- Born: Albert Luykx 1917 Lommel, Belgium
- Died: 1978 (aged 60/61) Dublin, Ireland
- Known for: Arms Crisis/Arms Trial
- Spouse: Maria Luykx
- Children: 1

= Albert Luykx =

Flemish businessman

Albert Antoine Luykx (born 1917, Lommel, died 1978, Dublin) was a Flemish businessman, living in Ireland, who was involved in the 1970 Arms Crisis.

Luykx was a member of the SS during World War II. After the war, he was convicted and sentenced to death. The sentence was later commuted to twenty years imprisonment. In 1948 he escaped to Ireland under the alias "Francis J. Faes" in October 1948.

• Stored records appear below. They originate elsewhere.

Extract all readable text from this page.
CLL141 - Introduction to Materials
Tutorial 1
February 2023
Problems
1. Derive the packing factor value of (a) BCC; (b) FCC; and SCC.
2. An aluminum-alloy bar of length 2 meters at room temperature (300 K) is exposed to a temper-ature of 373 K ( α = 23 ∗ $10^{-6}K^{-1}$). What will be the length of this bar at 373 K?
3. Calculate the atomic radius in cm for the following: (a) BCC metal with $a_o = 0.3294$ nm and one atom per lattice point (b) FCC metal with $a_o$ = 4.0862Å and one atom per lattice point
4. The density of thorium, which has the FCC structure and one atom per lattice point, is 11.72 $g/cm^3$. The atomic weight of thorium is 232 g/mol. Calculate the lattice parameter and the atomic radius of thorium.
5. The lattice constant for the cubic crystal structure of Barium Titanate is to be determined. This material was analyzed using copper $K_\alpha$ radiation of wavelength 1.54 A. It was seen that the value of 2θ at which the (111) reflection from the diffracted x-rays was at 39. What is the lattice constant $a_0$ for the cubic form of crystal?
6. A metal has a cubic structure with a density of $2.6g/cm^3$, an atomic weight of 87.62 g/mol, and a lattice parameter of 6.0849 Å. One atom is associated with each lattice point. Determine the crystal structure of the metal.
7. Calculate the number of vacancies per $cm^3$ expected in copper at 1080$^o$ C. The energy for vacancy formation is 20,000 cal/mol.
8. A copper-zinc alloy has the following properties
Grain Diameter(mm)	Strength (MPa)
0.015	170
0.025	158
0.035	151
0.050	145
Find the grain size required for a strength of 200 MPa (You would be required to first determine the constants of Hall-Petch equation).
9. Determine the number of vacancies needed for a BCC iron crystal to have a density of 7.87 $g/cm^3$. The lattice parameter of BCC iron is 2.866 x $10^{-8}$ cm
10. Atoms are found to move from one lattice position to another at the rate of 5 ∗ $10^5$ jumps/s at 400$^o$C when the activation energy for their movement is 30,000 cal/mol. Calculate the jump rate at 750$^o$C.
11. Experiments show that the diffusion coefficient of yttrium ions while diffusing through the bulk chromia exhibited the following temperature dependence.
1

An acquaintance of Neil Blaney, he was approached by Captain James Kelly, and asked to help in acquiring arms in Germany with the intention of arming the Irish Republican Army. Luykx was subsequently tried, together with Kelly and Charles Haughey. He claimed that the operation was sanctioned by the Minister for Defence, Jim Gibbons. All four were acquitted. Journalist Vincent Browne, writing of the Arms Crisis in July 2003, said "the gravest injustice was done to Albert Luykx...who never had reason to believe that in lending money to the operation and giving otherwise of his services, he was not acting on behalf of the Irish state".